An historic farm in the Derbyshire countryside is set to gain a new lease of life as a sheep dairy, creamery, hotel, bar and restaurant.
The new business near Crich would look after 7,000 breeding ewes and 2,000 lambs.
Amber Valley borough councillors unanimously approved the plans, for Wakebridge Farm, north west of Crich, at a meeting last week.
The business, run by John Bailey and Heather Benbow, would make artisan cheese, including from sheep’s milk.
Overall the scheme would create 20 to 30 jobs.
They hope to offer opportunities to the public, particularly children and people from non-rural backgrounds, to get involved and observe how products are made ‘from field to plate’.
It also aims to provide agricultural and veterinary employment and training opportunities.
The application also states that the proposal would ‘bring new agricultural technologies to Derbyshire which although present on the continent are rare in the UK’.
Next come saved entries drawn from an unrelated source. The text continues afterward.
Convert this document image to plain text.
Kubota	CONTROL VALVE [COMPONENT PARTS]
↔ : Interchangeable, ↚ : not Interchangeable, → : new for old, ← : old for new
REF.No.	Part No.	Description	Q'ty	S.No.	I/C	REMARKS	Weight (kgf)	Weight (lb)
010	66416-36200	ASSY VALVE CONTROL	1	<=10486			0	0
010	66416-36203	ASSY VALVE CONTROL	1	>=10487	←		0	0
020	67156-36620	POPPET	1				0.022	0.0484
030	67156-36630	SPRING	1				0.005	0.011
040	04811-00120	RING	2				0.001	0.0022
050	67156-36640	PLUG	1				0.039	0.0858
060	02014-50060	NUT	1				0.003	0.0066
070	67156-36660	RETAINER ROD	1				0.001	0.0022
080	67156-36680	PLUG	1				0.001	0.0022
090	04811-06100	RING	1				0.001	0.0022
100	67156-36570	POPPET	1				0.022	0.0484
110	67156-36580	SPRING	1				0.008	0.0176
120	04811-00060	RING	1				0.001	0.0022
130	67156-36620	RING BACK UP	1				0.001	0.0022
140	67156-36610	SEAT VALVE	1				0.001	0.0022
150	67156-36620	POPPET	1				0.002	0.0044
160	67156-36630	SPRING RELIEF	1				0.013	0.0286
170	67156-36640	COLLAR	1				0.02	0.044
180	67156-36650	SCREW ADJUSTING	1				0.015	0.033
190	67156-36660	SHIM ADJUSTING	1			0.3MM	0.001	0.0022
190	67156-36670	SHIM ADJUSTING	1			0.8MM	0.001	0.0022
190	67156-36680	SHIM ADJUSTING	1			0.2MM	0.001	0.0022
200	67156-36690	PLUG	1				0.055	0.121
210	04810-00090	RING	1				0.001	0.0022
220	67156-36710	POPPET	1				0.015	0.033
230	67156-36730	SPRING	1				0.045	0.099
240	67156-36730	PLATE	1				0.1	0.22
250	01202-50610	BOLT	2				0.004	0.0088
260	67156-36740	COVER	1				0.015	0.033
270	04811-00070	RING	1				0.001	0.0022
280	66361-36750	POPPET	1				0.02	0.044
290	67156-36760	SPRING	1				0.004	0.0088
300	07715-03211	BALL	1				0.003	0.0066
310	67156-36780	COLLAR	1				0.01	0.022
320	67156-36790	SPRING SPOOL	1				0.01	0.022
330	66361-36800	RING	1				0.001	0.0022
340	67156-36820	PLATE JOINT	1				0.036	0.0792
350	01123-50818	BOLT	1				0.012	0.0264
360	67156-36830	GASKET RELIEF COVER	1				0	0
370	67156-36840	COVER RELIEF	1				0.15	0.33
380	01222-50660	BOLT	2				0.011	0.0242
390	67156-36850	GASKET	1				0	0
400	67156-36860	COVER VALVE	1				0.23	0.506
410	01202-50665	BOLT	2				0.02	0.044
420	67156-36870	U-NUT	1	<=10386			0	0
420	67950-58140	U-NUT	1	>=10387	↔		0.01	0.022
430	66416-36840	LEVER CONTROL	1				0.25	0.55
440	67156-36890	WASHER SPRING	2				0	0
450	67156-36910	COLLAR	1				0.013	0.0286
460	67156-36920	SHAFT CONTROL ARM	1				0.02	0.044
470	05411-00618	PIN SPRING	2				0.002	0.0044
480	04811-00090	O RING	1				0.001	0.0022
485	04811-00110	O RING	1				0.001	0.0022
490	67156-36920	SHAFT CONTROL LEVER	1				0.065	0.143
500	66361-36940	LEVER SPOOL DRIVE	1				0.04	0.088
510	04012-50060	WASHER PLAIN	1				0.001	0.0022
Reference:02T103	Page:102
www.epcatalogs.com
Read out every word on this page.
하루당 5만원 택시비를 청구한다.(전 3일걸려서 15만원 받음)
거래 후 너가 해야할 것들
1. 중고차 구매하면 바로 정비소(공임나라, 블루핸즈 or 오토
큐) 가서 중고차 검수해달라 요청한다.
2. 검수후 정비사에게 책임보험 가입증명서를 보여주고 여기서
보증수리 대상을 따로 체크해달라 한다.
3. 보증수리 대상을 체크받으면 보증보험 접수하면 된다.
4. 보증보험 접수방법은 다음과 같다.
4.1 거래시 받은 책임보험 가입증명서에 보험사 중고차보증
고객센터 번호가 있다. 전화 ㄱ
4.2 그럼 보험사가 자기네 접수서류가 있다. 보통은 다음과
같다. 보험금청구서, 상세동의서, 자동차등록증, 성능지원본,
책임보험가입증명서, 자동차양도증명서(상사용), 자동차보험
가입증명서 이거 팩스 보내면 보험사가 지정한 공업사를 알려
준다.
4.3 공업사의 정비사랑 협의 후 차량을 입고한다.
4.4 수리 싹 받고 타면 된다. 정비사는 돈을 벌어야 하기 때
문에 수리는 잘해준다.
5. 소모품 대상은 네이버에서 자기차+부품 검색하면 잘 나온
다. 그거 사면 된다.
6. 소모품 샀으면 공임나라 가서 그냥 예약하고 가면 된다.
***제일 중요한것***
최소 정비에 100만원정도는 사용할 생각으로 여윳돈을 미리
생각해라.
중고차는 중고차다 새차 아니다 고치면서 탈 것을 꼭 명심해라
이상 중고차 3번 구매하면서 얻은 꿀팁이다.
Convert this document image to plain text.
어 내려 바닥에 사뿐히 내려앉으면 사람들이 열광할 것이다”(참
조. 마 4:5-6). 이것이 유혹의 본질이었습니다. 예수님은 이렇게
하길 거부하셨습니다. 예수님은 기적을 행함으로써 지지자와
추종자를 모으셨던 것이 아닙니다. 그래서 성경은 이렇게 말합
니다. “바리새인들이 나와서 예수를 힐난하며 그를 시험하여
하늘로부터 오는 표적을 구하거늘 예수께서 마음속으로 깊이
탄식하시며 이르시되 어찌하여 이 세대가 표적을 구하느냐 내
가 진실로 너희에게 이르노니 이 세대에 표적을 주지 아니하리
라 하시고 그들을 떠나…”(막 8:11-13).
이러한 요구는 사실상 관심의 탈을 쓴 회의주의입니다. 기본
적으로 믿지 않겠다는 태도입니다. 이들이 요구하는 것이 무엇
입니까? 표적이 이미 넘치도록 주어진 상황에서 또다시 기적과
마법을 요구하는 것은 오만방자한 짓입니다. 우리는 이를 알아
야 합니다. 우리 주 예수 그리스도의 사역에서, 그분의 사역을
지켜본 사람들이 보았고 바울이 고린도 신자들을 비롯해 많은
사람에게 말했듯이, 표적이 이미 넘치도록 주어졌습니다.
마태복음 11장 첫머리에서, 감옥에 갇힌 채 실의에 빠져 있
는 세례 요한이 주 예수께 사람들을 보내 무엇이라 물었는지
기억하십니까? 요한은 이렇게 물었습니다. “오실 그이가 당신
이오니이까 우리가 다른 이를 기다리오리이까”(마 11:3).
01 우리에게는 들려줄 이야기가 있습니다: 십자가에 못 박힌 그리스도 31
It would also have a 54-space car park and two timber cabins for dairy workers.
There was concern among local residents that the application would see the ‘tranquility’ of the parish ‘destroyed’ and that there was ‘future potential for noisy functions’.
Borough councillor Gareth Gee, the ward member for the site, said that he had listened to the concerns of residents but approved of the application.
He said: “The residents are rightfully concerned with regard to the intended principle use of the farmstead being agricultural rather than as a hotel and function facilities.
“These concerns are borne out of the provision of a large car park and supplementary staff accommodation.
“In addition to this I am told the applicant has recently undergone extensive road forming works to create a more permanent access to the rear of the property. These works have being carried out by heavy plant machinery and there is a concern over whether such works are allowable prior to the application being determined by the council.
“However, this is a positive move for Crich and Wakebridge, and I believe it is a local businessman who is reinvesting into the community. The proposals are quite impressive.”
One of the owners of the farm, Mr Bailey, said that a great deal of work was required to one of the former buildings on the site, which is Grade II listed.
He told the meeting: “The roof is falling in, the floors are coming through and we need to spend a lot of money to protect this.
“This is a sustainable move and would be preferable to make it available for use by the public.
“We have come up with a plan to sort out this mess, and it would be for a sustainable agricultural use. We aim to restore the buildings and set up a restaurant and meeting room in some of the others.
“Our love is milking sheep and there is no danger of this causing any problems.
“The former use of the site was as a dairy for cows, and there is much less odour, much less noise and much less hassle from sheep.
“The sheep would have to be housed in winter, not left out on the hillside, because they are to be used for milk.
“There will be a gantry through the sheepshed for children and visitors to see the sheep up close.
“It will create 20-30 – some very highly-skilled – jobs, and opportunities for training,” Mr Bailey added.
Rae Gee, the principal planning officer for Amber Valley Borough Council, said: “The previous purely agricultural use would not be able to bring all of the buildings back into use.”
She urged councillors to support the application due to the economic benefit of the scheme, and to reopen derelict buildings.